Let us first consider the graph of #y=(x-1)^2-3#

This is the equation of a vertical parabola, which opens upwards, in vertex form and hence has a minima at #(1,-3)#. Taking a few values to the left and right of #x=-1#, we can easily draw the graph of parabola, which appears as shown below:

graph{(x-1)^2-3 [-9.25, 10.75, -5.72, 4.28]}

Observe that this divides the Cartesian plane in three parts of which one is the line graph of parabola,,

the other two parts are the area lying within the cup-shaped portion inside parabola. Observe that origin #O(0,0)# lies in this area. If we put #(0,0)# we find that #(x-1)^2-3=(0-1)^2-3=-2# and hence as #y=0#, we have #y>(x-1)^2-3#

Hence in this area we have #y>(x-1)^2-3#.

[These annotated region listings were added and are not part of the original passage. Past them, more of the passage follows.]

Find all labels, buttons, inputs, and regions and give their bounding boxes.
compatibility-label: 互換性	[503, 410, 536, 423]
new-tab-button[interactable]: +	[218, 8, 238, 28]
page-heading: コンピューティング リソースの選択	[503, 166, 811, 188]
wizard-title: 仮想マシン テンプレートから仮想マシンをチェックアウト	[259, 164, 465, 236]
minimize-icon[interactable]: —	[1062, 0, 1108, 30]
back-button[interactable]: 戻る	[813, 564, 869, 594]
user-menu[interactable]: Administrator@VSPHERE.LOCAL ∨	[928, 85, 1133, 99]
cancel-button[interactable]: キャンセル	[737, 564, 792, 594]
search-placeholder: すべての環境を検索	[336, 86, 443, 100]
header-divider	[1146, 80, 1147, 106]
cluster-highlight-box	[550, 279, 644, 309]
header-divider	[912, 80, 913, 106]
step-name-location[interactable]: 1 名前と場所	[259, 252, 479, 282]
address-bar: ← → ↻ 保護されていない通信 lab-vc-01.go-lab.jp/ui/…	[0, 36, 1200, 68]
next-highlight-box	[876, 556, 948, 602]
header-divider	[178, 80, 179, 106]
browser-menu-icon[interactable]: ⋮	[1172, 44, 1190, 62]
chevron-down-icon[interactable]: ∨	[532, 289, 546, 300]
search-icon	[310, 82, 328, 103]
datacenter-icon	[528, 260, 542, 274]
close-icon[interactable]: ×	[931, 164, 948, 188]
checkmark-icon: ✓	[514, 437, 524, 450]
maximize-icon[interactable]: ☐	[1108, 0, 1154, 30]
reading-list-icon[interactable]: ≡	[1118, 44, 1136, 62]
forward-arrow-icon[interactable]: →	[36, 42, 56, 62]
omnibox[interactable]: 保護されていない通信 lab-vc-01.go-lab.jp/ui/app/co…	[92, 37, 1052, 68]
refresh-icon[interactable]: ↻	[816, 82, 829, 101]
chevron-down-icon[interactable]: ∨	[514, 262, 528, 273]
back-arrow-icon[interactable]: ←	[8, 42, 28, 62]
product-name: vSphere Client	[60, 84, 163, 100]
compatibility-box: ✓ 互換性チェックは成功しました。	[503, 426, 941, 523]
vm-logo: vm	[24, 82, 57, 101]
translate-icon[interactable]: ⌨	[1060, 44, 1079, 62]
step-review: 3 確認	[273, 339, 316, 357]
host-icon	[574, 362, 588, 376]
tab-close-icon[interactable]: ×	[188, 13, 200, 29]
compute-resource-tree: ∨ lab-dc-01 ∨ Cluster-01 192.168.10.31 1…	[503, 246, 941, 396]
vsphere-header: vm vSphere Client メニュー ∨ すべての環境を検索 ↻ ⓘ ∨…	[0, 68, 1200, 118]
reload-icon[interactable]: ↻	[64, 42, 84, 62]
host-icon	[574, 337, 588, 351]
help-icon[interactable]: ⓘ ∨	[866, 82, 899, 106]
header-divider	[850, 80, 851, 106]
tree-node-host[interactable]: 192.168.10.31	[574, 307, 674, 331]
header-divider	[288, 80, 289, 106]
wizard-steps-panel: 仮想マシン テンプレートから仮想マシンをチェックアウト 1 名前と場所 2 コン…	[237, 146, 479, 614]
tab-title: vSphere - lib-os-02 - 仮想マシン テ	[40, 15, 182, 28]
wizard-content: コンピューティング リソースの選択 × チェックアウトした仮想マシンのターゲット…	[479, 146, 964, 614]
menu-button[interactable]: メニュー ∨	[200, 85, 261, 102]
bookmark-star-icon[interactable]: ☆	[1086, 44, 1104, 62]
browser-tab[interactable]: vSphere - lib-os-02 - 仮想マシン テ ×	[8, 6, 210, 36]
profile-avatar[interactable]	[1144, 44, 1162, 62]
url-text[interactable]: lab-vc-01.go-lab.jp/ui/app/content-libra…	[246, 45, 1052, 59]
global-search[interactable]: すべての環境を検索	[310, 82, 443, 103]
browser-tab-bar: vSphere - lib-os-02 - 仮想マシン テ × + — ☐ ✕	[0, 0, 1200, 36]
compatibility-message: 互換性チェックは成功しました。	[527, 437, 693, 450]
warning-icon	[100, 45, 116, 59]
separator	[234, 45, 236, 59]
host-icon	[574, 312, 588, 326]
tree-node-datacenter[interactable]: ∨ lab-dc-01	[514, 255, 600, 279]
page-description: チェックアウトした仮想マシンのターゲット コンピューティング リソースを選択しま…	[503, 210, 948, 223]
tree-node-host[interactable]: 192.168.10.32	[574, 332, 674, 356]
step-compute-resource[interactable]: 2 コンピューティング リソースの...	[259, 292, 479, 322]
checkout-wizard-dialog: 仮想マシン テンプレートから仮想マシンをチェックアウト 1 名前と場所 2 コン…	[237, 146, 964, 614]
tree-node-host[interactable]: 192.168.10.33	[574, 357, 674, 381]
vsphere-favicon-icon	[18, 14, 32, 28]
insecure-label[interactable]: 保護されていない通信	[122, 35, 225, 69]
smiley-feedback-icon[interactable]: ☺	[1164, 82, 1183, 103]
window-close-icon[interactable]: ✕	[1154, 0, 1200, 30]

The third part is area outside the parabola and a point in tis area is #(-5,0)#. Putting this we get #(x-1)^2-3=(-5-1)^2-3=36-3=33>0# and hence #y<(x-1)^2-3#

hence this area satisfies #y<(x-1)^2-3#

Now we are given the inequality #y>=(x-1)^2-3# and hence all points on parabola and above it satisfy this inequality and hence graph appears as

graph{y>=(x-1)^2-3 [-9.25, 10.75, -5.72, 4.28]}

Note that had we only #y>(x-1)^2-3#, the graph would not have included points on parabola and for this parabola would have appeared as dotted. But here it appears as full line as points on parabola are included. This is because #y>=(x-1)^2-3# includes equality.